In Italien bestand in den Dreißigern der Bedarf nach neuen Fahrzeugen für den staatlich geförderten Ausflugsverkehr und den Schnellverkehr zwischen Städten. Daraufhin wurde der ALn 772 entwickelt, wobei das Kürzel für „Automotrice Leggera a nafta” stand, also für „Leichter Dieseltriebwagen”. Dank einer modernen Konstruktion und elektrischer Schweißtechnik wies das zweimotorige Fahrzeug mit 72 Sitzplätzen ein Leergewicht von nur 37 Tonnen auf.
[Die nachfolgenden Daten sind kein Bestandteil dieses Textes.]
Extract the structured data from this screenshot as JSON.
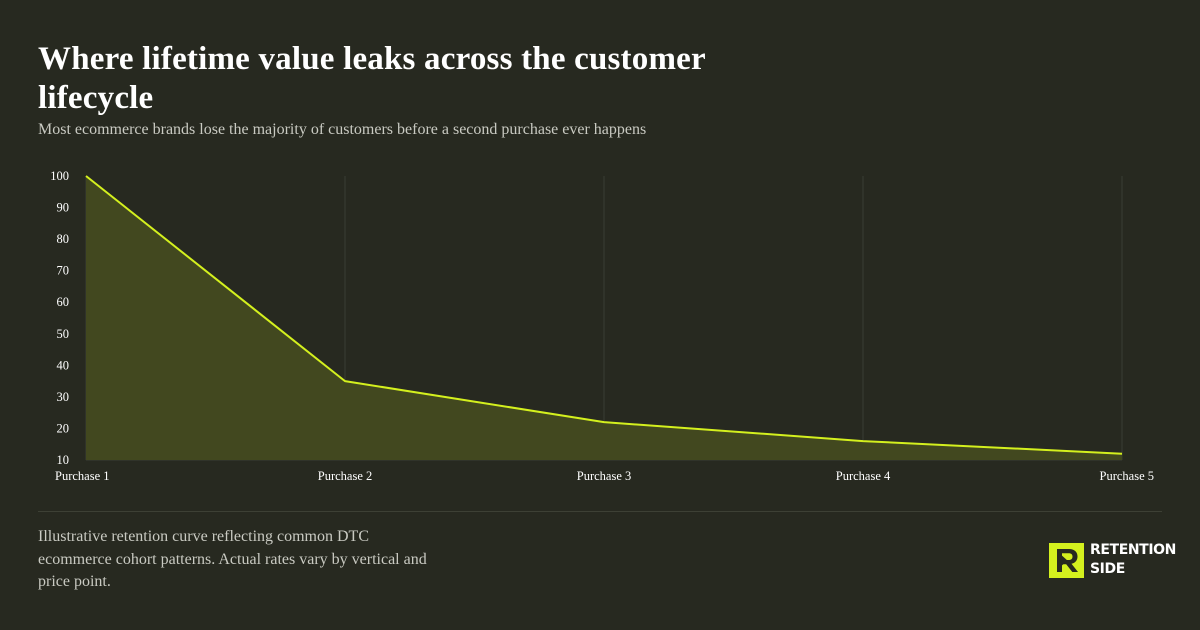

An jedem Ende befand sich ein Führerstand mit einem stehenden Sechszylinder-Diesel, der in Lizenz von Saurer gefertigt wurde. Sie verfügten jeweils über einen Hubraum von 14,3 Liter und leisteten je 150 PS. Die Motoren waren gefedert im Wagenkasten befestigt, um Geräusche und Vibrationen im Innenraum zu reduzieren. Da die Drehgestelle nicht wie bei anderen Triebwagen dieser Zeit die Motoren aufnehmen mussten, konnten günstigere, ältere Konstruktionen verwendet werden. Der Antrieb erfolgte über hydrostatische Getriebe und erlaubte eine Höchstgeschwindigkeit von 130 km/h.
Die Fertigung sollte zunächst bei der Officine Meccaniche in Mailand erfolgen. Auf Grund von Anlaufschwierigkeiten mit den neuartigen Fertigungsmethoden und begrenzter Kapazitäten wurde das erste Baulos von 200 Fahrzeugen zur Hälfte an Fiat abgegeben. Die Produktion wurde im Zweiten Weltkrieg auf Grund anderer Prioritäten gestoppt, aber später dank des Marschallplans wieder aufgenommen. Bis 1957 entstanden insgesamt 327 Fahrzeuge für italienische Kunden, unter denen neben der FS auch einige kleinere, private waren.
Die Fahrzeuge erreichten im Dienst teilweise Durchschnittsgeschwindigkeiten von über 100 km/h. Konkurrenz durch neuere Triebwagen bekamen sie erst in den Sechzigern. In den Siebzigern verlagerte sich der Dienst zunehmend auf Nebenstrecken. Ab 1981 ließ man die Untersuchungsfristen nach und nach ablaufen, so dass die Fahrzeuge bis 1986 ausgemustert wurden. Heute sind nur sehr wenige Exemplare erhalten, was auf die Ausführung der Geräuschdämmung für den Fahrgastraum zurückzuführen ist. Da dafür größere Mengen von Asbestfasern verwendet worden waren, ergaben sich mit zunehmender Alterung des Materials gesundheitliche Gefahren, die eine Restaurierung nur unter erheblichem Aufwand möglich machten.
Polen benötige nach dem Krieg dringend neue Fahrzeuge für den Personenverkehr. Da der ALn 772 Ähnlichkeiten mit den aus der Vorkriegszeit vorhandenen Luxtorpeda hatte war die Idee, einige dieser Triebwagen zu beschaffen. Polen hatte zwar zu wenige Devisen, aber qualitativ hochwertige Kohle. Da Italien kaum hochwertige Kohle für den effizienten Betrieb von Dampfloks hatte, einigte man sich über die Lieferung von drei ALn 772 im Tausch gegen Kohle. Polen analysierte die 1951 ausgelieferten Fahrzeuge und fertigte Nachbauten als SD80 an. Sie verrichteten für längere Zeit ihre Dienste im Schnellverkehr und wurden ab 1967 zu Bahndienstfahrzeugen SR70 umgebaut.